Posted on:1997-05-23Degree:Ph.DType:Dissertation
University:Case Western Reserve UniversityCandidate:Zivotofsky, Ari ZviFull Text:PDF
GTID:1468390014981293Subject:Biomedical engineering
Abstract/Summary:
Under natural conditions, we are able to track with our eyes an object moving through the environment and can accurately perceive its direction of motion. This research addresses the issue: how accurate are eye movements and the perception of target motion when the trajectory of the moving target contains an illusory component?;Using a variant of the Duncker Illusion in which a vertically moving target appeared to move diagonally, we studied saccadic and smooth tracking in both head-fixed and head-free conditions. We found that while smooth pursuit gaze tracking of a sinusoidal target was predominantly vertical, predictive saccades to a repetitively stepping target were oblique, with horizontal components in the direction of the illusion. Furthermore, head tracking responses for both sinusoidal and stepping targets were always in the direction of the illusion. Unlike the erroneous oblique saccades that were followed by a corrective horizontal saccade, no such correction occurred for the head movements. Thus, perceived rather than real retinal information is used in the programming of predictive saccades and head movements.;We next studied saccades to the remembered locations of targets that were briefly flashed during tracking of an illusory target trajectory. These saccades were grossly inaccurate in the horizontal plane, the plane in which the illusory motion occurred.

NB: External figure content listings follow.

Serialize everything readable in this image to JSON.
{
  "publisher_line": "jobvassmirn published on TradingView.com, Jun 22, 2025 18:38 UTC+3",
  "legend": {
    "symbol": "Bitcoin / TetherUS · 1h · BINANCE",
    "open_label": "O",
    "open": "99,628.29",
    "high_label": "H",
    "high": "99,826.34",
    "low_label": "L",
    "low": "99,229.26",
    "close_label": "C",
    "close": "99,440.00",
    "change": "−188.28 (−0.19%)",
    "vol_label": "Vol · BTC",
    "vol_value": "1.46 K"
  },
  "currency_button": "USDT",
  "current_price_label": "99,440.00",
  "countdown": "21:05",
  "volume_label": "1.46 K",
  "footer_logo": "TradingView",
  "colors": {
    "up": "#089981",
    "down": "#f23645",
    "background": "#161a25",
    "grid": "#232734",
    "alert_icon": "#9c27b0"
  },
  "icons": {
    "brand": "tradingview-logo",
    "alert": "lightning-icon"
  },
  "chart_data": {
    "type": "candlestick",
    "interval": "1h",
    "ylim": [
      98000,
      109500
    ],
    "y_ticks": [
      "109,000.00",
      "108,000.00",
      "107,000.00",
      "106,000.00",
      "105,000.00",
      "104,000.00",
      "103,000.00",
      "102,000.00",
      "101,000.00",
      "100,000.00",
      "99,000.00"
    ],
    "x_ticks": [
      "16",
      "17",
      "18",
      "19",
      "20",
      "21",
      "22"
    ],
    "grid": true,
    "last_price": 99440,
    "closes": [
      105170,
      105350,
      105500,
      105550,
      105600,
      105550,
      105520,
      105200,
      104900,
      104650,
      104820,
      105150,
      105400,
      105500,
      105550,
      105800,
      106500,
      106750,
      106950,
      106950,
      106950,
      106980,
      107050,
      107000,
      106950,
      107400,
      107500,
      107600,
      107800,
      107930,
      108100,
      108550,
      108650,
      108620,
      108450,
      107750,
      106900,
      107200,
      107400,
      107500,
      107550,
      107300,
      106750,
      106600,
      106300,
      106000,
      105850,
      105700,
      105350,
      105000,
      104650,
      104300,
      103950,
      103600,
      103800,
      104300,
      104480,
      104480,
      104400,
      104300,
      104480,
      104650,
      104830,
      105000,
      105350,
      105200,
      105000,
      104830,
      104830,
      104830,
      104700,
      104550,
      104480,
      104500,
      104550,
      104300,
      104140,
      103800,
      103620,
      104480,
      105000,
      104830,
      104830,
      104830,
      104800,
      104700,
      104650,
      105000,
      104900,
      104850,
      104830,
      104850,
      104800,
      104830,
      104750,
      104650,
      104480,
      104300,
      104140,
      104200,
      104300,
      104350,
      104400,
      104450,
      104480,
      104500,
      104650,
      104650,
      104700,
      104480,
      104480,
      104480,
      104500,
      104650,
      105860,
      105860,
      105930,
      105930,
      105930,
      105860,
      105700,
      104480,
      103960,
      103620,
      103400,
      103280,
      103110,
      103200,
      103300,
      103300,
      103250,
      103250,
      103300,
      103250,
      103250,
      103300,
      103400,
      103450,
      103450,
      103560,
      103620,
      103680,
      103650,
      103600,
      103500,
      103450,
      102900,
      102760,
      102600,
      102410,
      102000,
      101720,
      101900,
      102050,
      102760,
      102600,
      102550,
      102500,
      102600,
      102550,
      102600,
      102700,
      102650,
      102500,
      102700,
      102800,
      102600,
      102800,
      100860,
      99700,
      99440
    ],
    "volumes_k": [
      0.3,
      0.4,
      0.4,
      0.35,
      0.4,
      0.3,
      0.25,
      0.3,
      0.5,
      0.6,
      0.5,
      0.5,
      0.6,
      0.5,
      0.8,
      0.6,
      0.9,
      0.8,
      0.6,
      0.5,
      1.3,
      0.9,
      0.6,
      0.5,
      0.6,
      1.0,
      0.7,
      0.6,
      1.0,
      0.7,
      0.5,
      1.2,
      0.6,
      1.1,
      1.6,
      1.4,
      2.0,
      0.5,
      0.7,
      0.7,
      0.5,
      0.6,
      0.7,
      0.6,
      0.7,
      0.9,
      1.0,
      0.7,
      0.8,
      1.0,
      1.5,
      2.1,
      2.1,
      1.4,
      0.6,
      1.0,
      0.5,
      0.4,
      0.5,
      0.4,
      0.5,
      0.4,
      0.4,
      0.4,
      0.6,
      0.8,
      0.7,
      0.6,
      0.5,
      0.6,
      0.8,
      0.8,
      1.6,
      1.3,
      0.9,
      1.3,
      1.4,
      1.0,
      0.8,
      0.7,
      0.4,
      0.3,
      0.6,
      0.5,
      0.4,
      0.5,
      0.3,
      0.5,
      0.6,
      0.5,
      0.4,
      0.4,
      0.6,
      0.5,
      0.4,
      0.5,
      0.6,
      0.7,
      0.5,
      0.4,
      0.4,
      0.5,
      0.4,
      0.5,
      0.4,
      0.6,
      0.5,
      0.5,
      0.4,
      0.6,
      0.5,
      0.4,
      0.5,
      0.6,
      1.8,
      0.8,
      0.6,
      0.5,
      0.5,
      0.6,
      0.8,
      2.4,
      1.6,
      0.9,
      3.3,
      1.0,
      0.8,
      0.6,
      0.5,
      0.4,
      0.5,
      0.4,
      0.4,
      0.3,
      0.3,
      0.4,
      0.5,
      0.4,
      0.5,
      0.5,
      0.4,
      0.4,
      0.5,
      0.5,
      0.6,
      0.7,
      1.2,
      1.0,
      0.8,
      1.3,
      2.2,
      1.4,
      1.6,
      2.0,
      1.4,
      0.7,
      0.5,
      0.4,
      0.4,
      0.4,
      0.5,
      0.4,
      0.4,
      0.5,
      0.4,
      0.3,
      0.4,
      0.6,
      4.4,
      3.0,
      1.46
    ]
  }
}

The greatest errors occurred in the initial saccade, and were followed by corrective saccades even in the absence of additional visual feedback. A secondary finding was that the brain compensated for eye movement during the memory period, i.e., used "spatial" not "retinal error," producing accurate vertical components.;By controlling for both eye position at the time of the target flash and total illusory motion during the memory period, we demonstrated that errors are introduced at both the time of the target flash and the time of saccade generation. Furthermore, it is perceived eye movement and not efference copy that is used to compensate for eye movements during the memory period.;In a final experiment we artificially increased the time of visual processing by delaying by several hundred milliseconds the visual consequences of any eye movements. This procedure, which caused a discrepancy between the expected and actual visual input, induced ocular oscillations that were correlated with the length of the added delay.